We used two data sets of population growth rates with associated allometry (body mass; 44 species) and demography (age at first reproduction; 64 species) variables to develop predictive models of maximum population growth. To assess the usefulness of this prior information, we used these independent prior distributions for *r*_{m} in a Bayesian framework to estimate posterior distributions of the parameters in the Ricker and *θ-*logistic models fitted to population time series for 36 mammal species. While Bayesian state-space models that account for observation error in the abundance counts have been used previously to investigate the dynamics of mammal populations, ours is the first to incorporate independent prior information about maximum population growth (including uncertainty) into the estimation of density-feedback model parameters.
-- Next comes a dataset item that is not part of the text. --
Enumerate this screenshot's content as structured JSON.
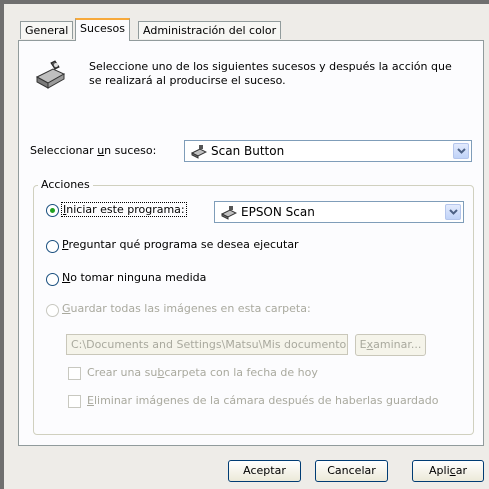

We hypothesised that accurate prior information would give rise to more biologically realistic estimates of maximum population growth for both models, so we compared posterior estimates from informative prior models with those from uninformative (vague) prior models. Additionally, we simulated abundance series from Ricker and *θ-*logistic models with known parameter values and refitted models to these data to assess the characteristics of time series that resulted in biased estimates of *r*_{m}.

We also hypothesised that posterior estimates of *r*_{m} would be sensitive to incorrect (i.e. unrealistic) prior information and were interested in how much the priors affected posteriors for each model. For example, we expected the prior to dominate the posterior for the *θ-*logistic model based on previous research showing high correlation between the *r*_{m} and *θ* estimates and the generally flat likelihood for this model (Polansky *et al*. 2009; Clark *et al*. 2010). Therefore, we assessed relative changes in posterior means from specifying incorrect relative to correct priors as a measure of how much (or little) information was contained in the data about the *r*_{m} parameter.